福井県大野市は、地方創生の一環で東ティモールに給水施設を設置する支援を2016年から始めた。名水の町として知られる同市は、おいしい「水」を使った市のブランド化に取り組んでいる。同市は2017年からの3年間で30万ドル(約3400万円)を寄付金やふるさと納税で拠出し、東ティモールのエルメラ県とアイナロ県に6基の給水施設を設置する計画だ。(オルタナ編集部=小松 遥香)

水を汲みに行く東ティモールの子どもたち

大野市も多くの地方自治体と同じく、人口流出に頭を抱えている。現在の人口は約3万4000人。2000年から約4000人減っており、高齢化率は30%を超えるという。同市では、県外流出よりも県内の流出人口の方が多い。

四方を山に囲まれた大野市は、湧水地が至るところにある水に恵まれた土地だ。今もなお、約6割の世帯は地下水で暮らす。同市は過去に井戸枯れをした経験から、国内でも有数の水対策を行い、良質な水を守ってきた。水は、人々の暮らしと文化、歴史を育んできた市のアイデンティティだ。

東ティモールは、アジアで最も水道の普及が遅れている国。5歳未満の死亡率もアジアで2番目に高い。東ティモールに水施設の支援を行うことで、同市の水が世界に誇れることに気付いてもらい、故郷に誇りを持ち、大野市で暮らす良さに気づいて欲しいという思いが支援には込められている。これまでの一年半で、1000万円を超える支援金が集まった。
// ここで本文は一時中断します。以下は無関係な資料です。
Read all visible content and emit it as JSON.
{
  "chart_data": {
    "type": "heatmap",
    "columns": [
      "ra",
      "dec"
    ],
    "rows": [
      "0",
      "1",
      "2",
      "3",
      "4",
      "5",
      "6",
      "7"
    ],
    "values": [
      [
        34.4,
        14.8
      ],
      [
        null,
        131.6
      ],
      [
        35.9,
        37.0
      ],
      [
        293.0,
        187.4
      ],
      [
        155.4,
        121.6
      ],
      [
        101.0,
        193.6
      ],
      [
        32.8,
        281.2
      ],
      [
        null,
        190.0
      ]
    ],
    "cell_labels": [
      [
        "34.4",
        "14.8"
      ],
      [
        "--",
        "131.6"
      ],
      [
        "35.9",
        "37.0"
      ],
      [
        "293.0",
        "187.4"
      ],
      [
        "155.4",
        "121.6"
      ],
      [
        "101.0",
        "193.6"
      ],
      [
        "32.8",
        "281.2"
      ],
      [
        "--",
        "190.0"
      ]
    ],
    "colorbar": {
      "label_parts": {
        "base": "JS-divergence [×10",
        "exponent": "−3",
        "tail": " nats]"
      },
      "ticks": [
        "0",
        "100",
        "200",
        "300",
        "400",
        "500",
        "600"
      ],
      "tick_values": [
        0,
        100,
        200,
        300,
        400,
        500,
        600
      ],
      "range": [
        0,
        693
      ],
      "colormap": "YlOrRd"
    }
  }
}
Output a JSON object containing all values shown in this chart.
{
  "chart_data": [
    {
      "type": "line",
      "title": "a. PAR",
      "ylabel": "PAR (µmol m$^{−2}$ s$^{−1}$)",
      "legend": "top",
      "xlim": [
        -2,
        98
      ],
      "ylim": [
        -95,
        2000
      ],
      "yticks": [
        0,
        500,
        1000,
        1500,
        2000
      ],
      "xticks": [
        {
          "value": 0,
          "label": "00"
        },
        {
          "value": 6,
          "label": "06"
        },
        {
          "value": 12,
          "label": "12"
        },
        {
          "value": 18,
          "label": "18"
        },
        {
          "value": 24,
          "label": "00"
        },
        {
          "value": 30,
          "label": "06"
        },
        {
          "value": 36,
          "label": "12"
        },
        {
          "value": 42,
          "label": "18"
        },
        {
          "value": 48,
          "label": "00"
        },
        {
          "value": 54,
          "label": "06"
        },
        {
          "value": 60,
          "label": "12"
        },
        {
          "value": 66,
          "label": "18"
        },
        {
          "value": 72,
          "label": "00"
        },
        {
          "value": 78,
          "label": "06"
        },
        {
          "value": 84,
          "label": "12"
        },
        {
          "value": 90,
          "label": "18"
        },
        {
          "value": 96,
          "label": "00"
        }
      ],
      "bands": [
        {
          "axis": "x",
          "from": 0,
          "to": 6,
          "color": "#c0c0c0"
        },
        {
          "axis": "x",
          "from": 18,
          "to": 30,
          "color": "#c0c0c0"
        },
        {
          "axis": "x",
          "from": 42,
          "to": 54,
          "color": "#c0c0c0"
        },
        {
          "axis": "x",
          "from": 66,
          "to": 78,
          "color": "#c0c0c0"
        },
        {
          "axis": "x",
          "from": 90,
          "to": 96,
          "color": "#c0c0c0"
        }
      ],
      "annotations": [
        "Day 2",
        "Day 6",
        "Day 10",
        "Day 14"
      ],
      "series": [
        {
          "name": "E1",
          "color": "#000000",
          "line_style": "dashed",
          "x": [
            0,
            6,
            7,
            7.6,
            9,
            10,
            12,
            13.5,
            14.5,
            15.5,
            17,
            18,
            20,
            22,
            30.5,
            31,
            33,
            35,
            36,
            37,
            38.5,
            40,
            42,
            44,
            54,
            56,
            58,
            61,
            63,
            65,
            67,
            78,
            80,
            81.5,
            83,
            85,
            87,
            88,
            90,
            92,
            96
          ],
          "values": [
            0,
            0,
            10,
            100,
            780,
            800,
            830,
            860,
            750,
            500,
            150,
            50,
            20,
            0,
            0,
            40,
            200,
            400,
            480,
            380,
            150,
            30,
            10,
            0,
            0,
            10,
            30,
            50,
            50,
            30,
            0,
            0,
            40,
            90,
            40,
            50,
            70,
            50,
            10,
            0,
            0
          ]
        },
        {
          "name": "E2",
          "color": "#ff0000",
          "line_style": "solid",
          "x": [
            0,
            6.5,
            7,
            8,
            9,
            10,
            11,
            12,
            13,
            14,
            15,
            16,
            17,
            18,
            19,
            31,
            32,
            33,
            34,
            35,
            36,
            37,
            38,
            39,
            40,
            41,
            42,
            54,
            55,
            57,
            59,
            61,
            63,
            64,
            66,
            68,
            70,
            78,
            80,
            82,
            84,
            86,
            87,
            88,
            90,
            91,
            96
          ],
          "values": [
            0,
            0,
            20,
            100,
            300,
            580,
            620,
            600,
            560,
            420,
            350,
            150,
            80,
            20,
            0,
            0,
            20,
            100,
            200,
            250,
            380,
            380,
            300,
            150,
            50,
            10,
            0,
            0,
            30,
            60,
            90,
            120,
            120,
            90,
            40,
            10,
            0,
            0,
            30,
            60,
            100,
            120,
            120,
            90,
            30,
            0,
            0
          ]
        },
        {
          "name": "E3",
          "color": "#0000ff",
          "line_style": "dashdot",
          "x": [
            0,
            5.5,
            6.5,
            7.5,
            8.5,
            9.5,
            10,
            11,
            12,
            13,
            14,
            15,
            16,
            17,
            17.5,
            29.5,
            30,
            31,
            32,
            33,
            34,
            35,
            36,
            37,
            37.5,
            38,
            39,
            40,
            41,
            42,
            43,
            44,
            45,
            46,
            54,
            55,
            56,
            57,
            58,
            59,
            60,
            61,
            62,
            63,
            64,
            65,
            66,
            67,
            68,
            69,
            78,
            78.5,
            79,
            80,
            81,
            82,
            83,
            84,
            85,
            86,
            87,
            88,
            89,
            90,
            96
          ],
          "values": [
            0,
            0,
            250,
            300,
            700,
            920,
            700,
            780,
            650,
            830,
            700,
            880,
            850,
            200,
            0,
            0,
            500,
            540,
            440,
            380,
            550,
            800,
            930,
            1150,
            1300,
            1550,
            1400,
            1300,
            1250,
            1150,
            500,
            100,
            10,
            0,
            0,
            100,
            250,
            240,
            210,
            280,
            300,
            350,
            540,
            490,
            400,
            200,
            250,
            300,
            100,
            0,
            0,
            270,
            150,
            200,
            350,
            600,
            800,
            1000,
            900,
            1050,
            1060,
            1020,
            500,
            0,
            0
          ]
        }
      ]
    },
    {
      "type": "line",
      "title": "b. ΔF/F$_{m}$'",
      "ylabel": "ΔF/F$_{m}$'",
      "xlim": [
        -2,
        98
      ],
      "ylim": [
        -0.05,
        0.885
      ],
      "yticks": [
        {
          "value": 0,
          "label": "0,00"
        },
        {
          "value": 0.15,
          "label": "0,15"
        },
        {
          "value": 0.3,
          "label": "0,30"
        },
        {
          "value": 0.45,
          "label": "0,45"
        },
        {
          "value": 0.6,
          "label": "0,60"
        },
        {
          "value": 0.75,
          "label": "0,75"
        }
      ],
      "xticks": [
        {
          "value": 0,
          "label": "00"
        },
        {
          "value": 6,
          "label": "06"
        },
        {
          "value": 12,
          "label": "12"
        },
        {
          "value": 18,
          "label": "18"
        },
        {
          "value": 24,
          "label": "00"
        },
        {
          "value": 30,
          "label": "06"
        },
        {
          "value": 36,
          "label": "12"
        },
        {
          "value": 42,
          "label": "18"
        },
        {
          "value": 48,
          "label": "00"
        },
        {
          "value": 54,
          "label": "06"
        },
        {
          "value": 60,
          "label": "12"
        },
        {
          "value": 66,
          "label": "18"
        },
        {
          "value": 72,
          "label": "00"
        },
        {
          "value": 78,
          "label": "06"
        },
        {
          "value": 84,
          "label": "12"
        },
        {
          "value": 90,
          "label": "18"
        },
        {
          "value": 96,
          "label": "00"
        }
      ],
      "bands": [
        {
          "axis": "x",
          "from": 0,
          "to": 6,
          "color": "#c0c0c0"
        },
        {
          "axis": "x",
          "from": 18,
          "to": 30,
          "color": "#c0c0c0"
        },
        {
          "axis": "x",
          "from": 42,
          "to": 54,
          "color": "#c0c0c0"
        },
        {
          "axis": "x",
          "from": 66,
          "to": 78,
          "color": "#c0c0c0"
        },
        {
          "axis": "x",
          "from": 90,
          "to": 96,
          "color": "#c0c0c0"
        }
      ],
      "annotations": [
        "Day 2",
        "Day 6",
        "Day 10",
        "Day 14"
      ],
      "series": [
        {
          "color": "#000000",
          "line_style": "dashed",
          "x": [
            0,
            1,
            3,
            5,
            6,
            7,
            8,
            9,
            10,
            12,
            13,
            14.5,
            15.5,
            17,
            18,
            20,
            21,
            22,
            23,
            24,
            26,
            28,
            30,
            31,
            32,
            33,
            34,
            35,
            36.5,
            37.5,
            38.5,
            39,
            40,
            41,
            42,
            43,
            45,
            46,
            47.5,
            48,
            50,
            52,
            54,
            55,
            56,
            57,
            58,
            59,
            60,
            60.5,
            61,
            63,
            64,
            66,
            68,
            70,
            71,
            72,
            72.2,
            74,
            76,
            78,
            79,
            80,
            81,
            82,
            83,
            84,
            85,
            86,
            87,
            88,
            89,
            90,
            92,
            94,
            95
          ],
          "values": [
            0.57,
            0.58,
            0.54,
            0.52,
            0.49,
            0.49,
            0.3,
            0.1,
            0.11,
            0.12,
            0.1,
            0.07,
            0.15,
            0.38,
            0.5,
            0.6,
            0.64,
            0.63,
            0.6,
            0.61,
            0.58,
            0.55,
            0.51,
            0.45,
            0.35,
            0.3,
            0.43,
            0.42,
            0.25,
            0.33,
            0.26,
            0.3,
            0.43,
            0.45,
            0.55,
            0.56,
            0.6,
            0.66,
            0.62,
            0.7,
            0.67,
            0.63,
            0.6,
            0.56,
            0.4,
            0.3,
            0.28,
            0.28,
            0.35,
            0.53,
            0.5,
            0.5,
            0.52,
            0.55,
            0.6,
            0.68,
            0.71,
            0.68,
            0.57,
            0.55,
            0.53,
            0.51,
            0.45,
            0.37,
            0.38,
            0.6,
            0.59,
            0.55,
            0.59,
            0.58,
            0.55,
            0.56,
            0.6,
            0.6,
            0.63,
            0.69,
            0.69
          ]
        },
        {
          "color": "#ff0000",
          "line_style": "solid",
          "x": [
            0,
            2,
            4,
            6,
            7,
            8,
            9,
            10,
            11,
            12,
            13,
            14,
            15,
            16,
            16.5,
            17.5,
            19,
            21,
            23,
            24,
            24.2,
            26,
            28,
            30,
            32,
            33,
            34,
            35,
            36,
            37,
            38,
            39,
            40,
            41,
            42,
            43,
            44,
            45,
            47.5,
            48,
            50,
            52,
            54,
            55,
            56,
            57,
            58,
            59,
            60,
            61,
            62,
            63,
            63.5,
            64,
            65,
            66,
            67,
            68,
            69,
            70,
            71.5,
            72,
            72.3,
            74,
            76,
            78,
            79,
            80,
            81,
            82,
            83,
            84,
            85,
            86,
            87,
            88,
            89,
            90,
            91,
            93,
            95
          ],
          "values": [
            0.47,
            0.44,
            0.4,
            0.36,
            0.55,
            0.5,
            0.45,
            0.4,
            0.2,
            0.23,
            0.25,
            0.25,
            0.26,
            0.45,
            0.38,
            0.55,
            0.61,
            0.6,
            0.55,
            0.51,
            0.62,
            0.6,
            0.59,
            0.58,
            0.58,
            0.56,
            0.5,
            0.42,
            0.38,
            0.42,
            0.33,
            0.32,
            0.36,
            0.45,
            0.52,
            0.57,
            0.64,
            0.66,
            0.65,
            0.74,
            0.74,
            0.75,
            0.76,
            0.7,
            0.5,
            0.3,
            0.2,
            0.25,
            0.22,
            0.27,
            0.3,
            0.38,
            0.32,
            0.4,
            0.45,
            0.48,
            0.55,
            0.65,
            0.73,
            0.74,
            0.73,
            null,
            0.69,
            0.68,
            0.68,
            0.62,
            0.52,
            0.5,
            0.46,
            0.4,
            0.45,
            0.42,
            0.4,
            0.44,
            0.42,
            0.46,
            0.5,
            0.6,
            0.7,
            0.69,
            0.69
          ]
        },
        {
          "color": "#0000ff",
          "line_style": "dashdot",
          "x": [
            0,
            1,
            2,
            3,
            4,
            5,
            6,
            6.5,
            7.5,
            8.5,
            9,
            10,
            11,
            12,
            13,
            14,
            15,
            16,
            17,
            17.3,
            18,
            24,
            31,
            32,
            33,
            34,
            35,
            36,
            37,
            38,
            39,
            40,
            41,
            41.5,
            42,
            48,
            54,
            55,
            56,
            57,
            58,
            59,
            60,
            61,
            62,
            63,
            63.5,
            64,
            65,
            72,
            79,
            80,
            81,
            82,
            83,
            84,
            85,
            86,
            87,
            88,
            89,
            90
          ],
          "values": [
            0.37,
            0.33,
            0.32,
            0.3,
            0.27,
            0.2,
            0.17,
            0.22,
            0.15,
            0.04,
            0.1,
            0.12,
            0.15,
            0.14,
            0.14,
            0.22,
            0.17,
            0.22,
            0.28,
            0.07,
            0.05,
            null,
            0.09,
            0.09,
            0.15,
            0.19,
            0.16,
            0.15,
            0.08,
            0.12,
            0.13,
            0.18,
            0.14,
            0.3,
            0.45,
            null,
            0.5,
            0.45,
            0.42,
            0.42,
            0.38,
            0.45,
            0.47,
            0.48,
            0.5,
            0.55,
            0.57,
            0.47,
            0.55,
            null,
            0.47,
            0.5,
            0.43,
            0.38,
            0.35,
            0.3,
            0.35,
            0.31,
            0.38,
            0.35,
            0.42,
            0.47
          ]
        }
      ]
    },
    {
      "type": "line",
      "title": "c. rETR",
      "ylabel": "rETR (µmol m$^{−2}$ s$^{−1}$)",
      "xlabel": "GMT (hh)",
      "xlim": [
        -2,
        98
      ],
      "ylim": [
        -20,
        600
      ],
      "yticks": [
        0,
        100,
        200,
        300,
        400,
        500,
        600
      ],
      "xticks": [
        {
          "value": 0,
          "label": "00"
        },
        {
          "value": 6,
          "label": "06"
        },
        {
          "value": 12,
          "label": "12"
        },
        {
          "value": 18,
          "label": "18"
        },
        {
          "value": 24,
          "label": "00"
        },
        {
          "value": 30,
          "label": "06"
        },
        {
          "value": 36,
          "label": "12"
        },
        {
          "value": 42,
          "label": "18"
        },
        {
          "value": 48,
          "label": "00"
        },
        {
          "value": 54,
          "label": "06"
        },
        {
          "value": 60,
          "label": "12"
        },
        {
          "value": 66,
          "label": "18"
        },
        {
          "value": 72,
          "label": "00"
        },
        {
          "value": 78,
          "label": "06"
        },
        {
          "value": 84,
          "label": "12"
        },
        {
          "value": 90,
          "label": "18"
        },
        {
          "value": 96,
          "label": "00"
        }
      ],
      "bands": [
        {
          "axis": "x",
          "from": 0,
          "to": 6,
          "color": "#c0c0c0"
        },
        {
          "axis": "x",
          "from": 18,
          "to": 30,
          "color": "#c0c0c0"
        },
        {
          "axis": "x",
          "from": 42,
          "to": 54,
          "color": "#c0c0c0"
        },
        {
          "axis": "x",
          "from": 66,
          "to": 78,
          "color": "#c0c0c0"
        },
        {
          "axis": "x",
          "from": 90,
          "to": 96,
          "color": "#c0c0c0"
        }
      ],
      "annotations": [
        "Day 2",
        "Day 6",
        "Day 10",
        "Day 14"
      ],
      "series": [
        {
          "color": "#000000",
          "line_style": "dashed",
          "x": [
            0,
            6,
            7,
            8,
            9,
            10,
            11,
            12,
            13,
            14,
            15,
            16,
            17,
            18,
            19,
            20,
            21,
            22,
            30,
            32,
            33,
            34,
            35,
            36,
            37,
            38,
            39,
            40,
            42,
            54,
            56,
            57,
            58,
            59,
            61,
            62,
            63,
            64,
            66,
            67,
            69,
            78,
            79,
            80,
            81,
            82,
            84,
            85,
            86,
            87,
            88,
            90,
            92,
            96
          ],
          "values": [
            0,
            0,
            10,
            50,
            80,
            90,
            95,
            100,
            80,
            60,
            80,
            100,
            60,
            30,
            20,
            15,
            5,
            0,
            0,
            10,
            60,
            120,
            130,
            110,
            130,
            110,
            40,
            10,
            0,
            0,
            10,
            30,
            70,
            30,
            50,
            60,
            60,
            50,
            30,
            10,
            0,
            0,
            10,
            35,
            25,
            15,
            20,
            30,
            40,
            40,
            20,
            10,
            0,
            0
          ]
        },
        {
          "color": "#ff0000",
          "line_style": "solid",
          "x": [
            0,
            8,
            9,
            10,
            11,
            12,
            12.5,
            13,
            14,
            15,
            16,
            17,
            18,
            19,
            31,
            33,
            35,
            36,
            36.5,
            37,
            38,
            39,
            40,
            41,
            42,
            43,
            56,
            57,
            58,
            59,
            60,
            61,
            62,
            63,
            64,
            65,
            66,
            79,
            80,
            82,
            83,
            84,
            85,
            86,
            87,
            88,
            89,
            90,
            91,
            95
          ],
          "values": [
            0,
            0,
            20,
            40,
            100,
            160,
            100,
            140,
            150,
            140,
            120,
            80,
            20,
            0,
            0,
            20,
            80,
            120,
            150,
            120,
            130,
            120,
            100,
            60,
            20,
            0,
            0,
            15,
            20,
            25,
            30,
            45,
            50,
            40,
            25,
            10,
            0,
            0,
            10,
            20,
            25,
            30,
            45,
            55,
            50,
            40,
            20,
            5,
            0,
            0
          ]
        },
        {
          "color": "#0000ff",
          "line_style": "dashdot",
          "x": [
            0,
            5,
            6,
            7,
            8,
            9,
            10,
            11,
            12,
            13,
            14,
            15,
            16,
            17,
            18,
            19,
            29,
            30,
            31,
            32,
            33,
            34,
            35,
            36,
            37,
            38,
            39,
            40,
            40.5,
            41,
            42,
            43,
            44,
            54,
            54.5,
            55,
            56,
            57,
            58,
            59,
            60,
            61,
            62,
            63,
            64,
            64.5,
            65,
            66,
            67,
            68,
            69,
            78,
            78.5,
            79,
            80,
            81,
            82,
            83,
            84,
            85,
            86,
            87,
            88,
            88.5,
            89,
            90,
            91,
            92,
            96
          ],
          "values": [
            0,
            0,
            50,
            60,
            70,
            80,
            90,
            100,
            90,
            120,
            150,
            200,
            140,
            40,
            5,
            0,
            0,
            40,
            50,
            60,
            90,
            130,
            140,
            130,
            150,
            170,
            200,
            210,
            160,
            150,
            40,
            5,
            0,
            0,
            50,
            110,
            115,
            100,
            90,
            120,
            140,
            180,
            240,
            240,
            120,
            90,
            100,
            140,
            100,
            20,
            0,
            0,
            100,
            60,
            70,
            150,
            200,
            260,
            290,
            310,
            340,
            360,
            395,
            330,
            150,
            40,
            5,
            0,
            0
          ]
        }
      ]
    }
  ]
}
今回の支援では、日本ユニセフ協会(東京・港)を通じて、東ティモールに3年間で6基の重力式給水システム(GFS)を設置する。GFSは標高の高い場所にある泉や湧き水から重力を利用して水道管で麓まで水を設備で、山岳地帯の広がる同国に適している。

最初の2基は、2017年7月に完成。大野市は国内外のNGOと協働して、GFSを設置した後も管理や徴収制度の指導、学校での啓発授業などを支援していく。ゆくゆくは、市民間の協力も目指していく意向だ。

このプロジェクトは、「水への恩返しCarrying Water Project(キャリングウォータープロジェクト)」と名付けられ、名水を使ってできた特産品の販売などにも力を入れている。

同市は市民への報告会も定期的に行い、市民とコミュニケーションをとりながら、プロジェクトを進める。地方創生が表面的なもので終わらないために、水が大地にじわじわと浸透していくような着実なブランディングを目指す。